Что еще сказать о козодое? Месту верен. Оно должно быть там, где кустов поменьше, чтобы и самому все вокруг видеть и птенцов не потерять. Летом козодой — лесная птица, а осенью держится ближе к городу, и тогда не над просеками, а над улицами скользит вечерами его острокрылый силуэт. Усаживаясь на дуги уличных светильников, он высматривает в хороводе ночных бабочек добычу на выбор и, вспорхнув на миг, ловит ее без промаха.
юньские ночи после солнцеворота и коротки, и тихи. Молчат в реке лягушки, молчат кузнечики, не поют соловьи, и только какой-то неудачник свистит и щелкает на опушке. Потом на своей любимой сосне немного поурчит козодой.
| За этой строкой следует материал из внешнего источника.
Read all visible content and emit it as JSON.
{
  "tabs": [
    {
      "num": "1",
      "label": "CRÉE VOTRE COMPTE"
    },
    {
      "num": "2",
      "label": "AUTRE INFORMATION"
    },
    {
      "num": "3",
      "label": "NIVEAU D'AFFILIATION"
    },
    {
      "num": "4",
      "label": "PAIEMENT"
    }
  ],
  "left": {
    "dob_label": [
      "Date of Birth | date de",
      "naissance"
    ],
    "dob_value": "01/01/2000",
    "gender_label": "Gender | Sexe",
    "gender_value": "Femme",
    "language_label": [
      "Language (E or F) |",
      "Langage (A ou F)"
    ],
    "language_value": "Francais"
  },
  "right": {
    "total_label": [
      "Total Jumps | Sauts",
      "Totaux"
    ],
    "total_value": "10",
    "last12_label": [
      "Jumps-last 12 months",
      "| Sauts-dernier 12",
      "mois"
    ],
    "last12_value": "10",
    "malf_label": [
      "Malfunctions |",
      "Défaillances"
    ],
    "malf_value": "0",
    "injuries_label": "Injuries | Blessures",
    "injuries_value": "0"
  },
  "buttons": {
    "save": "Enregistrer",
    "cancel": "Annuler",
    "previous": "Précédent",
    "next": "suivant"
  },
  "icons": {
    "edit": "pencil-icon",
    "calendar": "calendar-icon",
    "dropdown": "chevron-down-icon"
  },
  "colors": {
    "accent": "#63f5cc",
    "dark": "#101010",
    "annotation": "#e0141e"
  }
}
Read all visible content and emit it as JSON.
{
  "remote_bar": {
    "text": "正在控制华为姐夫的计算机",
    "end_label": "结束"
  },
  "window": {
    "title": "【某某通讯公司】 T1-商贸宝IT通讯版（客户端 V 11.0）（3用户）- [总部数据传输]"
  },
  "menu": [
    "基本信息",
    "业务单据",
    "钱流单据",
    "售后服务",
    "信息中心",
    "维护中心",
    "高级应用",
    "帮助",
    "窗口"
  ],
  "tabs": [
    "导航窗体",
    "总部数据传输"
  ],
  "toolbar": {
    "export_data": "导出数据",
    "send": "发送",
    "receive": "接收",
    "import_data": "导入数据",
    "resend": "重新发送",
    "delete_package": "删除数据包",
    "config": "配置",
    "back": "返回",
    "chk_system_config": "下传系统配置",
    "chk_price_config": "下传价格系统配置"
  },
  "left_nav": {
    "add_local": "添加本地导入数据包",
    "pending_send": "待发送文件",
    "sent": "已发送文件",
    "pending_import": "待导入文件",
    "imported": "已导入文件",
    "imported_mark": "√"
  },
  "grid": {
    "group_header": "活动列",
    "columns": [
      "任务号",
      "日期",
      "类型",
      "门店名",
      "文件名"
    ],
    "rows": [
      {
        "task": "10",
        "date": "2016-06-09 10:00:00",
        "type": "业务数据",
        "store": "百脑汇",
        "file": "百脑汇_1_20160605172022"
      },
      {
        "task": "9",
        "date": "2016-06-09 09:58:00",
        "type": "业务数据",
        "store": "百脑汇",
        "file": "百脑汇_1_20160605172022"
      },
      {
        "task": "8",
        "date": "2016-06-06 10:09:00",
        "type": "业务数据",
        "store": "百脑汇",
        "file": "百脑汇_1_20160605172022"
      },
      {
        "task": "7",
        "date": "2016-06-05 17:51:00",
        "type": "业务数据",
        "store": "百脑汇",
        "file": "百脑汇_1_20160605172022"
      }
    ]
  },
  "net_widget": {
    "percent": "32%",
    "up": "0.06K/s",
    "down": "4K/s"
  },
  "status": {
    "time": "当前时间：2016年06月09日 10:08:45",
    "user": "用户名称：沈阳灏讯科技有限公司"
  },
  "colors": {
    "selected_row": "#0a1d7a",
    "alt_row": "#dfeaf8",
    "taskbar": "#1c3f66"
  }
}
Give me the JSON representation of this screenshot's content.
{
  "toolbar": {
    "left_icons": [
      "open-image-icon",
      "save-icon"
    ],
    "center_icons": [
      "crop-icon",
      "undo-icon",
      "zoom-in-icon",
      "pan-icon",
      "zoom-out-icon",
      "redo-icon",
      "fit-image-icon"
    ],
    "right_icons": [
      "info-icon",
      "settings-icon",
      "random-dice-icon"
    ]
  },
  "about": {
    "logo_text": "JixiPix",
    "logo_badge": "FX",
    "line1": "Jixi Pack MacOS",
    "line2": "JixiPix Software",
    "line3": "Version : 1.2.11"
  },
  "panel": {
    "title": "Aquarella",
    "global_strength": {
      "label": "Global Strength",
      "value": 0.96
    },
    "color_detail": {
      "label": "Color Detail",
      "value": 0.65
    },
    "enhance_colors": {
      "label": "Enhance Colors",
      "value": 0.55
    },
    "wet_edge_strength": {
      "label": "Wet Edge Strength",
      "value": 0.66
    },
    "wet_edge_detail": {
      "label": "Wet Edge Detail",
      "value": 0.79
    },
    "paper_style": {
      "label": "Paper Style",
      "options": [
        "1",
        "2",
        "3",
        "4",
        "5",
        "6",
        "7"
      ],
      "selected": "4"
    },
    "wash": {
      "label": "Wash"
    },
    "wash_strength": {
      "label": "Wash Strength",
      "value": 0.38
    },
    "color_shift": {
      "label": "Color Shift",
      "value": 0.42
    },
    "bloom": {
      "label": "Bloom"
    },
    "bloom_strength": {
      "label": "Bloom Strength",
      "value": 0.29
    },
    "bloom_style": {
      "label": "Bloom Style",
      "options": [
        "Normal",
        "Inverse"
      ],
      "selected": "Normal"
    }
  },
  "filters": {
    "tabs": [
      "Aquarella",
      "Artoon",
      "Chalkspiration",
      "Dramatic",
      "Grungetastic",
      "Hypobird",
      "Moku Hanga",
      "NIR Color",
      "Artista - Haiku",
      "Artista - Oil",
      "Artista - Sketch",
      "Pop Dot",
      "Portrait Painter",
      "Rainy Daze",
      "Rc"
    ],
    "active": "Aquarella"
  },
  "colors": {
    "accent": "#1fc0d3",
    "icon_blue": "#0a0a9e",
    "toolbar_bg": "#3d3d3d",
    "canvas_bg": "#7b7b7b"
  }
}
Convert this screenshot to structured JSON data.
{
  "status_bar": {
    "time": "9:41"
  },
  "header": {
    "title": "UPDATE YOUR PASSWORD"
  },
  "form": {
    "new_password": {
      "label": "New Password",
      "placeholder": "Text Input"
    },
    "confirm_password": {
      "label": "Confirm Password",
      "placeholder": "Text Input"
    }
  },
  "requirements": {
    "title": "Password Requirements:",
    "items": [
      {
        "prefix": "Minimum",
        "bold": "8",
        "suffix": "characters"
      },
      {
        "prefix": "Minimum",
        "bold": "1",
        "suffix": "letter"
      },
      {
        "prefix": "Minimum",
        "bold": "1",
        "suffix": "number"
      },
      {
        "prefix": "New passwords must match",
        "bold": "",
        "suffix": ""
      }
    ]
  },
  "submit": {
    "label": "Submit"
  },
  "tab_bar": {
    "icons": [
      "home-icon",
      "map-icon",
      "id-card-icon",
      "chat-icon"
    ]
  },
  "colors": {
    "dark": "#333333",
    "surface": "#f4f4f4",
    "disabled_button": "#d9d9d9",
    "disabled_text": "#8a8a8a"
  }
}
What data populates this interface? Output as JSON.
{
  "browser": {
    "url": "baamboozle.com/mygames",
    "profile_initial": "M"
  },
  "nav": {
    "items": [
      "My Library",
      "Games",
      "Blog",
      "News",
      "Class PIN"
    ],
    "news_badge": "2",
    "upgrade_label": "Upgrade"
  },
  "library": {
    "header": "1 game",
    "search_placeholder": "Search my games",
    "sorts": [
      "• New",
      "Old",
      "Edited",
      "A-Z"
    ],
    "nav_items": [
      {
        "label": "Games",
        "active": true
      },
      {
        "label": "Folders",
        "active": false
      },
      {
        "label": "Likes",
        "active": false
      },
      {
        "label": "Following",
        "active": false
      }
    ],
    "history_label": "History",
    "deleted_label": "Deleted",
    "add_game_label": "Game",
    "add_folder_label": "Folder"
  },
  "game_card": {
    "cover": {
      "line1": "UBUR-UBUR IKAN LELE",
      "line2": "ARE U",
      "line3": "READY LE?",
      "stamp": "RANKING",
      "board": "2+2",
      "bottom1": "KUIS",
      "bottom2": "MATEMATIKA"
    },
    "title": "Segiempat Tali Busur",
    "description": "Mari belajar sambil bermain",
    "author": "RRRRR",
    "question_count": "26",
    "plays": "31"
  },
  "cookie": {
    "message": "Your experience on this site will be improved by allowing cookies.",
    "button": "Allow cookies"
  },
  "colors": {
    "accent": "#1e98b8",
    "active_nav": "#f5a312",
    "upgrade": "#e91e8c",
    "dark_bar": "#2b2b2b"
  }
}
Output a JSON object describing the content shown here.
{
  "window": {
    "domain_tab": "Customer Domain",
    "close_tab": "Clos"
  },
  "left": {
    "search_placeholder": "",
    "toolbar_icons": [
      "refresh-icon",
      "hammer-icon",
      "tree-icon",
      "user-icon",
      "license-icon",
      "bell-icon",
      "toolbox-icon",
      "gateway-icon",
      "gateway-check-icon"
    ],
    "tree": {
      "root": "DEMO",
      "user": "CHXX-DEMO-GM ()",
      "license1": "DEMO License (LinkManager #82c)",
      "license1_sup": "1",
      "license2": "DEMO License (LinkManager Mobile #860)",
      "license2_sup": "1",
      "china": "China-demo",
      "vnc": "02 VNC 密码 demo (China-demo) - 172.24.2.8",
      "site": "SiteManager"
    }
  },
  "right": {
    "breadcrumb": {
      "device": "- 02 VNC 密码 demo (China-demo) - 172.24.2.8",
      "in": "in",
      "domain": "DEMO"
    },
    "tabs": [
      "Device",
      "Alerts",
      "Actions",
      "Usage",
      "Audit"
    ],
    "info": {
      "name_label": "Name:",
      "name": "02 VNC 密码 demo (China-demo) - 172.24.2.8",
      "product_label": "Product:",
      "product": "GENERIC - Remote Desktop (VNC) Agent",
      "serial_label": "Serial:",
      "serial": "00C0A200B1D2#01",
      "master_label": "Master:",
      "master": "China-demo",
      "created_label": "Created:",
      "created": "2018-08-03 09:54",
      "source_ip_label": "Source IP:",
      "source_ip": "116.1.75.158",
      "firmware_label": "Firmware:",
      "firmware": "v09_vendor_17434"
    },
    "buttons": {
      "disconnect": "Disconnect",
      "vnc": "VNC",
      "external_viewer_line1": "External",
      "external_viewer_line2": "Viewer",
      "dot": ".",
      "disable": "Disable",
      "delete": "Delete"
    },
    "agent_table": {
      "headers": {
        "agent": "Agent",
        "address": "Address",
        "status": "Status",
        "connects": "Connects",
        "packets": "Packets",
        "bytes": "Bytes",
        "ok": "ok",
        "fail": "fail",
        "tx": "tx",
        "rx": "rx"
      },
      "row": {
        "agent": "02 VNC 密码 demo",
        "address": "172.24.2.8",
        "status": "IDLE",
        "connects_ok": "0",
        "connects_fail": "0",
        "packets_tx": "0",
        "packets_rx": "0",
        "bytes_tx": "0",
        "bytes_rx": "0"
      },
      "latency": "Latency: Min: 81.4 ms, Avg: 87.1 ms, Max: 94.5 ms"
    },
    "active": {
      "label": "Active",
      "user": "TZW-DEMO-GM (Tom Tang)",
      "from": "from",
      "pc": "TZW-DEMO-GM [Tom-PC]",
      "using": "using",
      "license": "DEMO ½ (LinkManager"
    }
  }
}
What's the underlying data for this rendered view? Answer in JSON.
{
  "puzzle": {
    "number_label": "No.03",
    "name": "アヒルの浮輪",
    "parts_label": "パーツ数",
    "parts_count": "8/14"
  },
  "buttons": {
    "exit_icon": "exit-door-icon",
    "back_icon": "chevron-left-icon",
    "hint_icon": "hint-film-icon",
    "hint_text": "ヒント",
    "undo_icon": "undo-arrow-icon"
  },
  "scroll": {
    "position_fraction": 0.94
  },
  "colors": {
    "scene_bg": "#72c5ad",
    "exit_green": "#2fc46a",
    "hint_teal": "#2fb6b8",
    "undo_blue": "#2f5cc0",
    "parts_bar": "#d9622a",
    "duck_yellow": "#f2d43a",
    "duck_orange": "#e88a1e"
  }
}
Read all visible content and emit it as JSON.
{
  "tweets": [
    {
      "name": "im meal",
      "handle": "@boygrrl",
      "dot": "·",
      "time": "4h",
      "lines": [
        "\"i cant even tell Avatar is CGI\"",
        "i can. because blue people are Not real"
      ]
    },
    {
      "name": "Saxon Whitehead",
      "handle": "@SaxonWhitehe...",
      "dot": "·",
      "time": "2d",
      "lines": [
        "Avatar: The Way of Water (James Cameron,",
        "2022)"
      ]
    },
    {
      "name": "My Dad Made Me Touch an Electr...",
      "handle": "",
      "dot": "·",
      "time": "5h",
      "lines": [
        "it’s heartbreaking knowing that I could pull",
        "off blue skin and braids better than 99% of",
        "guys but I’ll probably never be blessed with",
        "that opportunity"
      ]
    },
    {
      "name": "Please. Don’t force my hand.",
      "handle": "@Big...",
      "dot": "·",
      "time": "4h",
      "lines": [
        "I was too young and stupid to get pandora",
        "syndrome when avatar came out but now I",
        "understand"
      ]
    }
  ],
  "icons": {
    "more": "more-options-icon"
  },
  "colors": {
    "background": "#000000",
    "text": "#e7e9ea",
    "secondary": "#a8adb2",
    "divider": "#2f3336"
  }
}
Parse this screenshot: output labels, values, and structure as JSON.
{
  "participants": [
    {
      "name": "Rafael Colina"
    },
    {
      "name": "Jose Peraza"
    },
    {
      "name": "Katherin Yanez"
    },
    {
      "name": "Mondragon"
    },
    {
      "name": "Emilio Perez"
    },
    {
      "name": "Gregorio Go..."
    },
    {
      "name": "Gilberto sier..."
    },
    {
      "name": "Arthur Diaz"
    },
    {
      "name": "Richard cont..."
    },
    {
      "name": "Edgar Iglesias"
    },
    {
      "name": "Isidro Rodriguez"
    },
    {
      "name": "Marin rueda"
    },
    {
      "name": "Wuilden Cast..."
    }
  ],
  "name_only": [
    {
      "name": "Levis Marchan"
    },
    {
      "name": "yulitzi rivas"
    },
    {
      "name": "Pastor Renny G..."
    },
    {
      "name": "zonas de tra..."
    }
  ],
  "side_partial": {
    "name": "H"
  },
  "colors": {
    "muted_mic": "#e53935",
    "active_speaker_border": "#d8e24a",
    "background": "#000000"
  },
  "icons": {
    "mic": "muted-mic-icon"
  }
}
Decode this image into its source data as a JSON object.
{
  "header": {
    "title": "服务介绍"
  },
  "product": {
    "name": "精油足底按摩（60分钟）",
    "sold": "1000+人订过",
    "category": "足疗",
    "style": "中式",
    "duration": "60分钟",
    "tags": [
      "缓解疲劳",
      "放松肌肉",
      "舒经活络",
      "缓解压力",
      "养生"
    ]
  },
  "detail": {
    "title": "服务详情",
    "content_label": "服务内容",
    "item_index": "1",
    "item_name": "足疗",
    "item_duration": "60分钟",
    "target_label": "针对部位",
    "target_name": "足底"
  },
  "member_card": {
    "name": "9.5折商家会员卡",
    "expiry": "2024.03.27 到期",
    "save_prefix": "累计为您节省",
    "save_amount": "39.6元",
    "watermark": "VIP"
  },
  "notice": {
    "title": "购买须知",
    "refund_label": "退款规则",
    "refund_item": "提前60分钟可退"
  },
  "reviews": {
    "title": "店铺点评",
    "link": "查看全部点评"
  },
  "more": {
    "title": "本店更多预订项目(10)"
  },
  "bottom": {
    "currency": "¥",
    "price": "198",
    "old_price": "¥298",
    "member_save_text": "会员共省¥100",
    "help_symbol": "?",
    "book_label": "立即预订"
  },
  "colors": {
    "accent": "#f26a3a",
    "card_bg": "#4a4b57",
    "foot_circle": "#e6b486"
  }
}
А когда совсем потемнеет небосвод, в это переливчатое урчание как-то незаметно вплетается негромкий свист. Сипловатый, просящий, ритмично повторяющийся, он раздается одновременно с разных сторон небольшой полянки. И только через час-полтора один за другим смолкают невидимые попрошайки. Поднявшаяся над лесом луна заливает половину полянки таким ярким светом, что видны самые тонкие травинки, и тускловато мерцает на них вечерняя роса. Тихие шорохи, шелест, потрескивание и попискивание не нарушают ночного покоя, наоборот, придают ему какую-то определенность.
Внезапно сияющий диск ночного светила на миг закрывается широким совиным крылом, и следом слышится тревожный вскрик соловья. Значит, одним соловьенком стало меньше в соловьином выводке. Еще не смолк голос обездоленного певца, как в темных кронах сосен, окружающих полянку, в прежнем ритме опять начинается тот же свист: свистят проголодавшиеся совята.
Весь длинный день они терпеливо сидели молча, и первая порция только усилила их аппетит. Каждый уже может летать, но еще ни один не освоил приемов совиной охоты, никого всерьез ловить не пытался. Рассевшись по деревьям вдоль опушки, совята чуть ли не хором просят и просят есть. С рассветом охота прекращается, но совята свистят до восхода и лишь при солнце понимают, что время уже не совиное. Смолкают, но спать, однако, не собираются, а приводят в порядок пушистые перышки, разглядывают дневных соседей: с ними у совят отношения мирные, да и те не переносят на малышей ненависть к взрослым совам. Потом каждый выбирает на дереве местечко потенистее и блаженно прикрывает ярко-желтые глаза.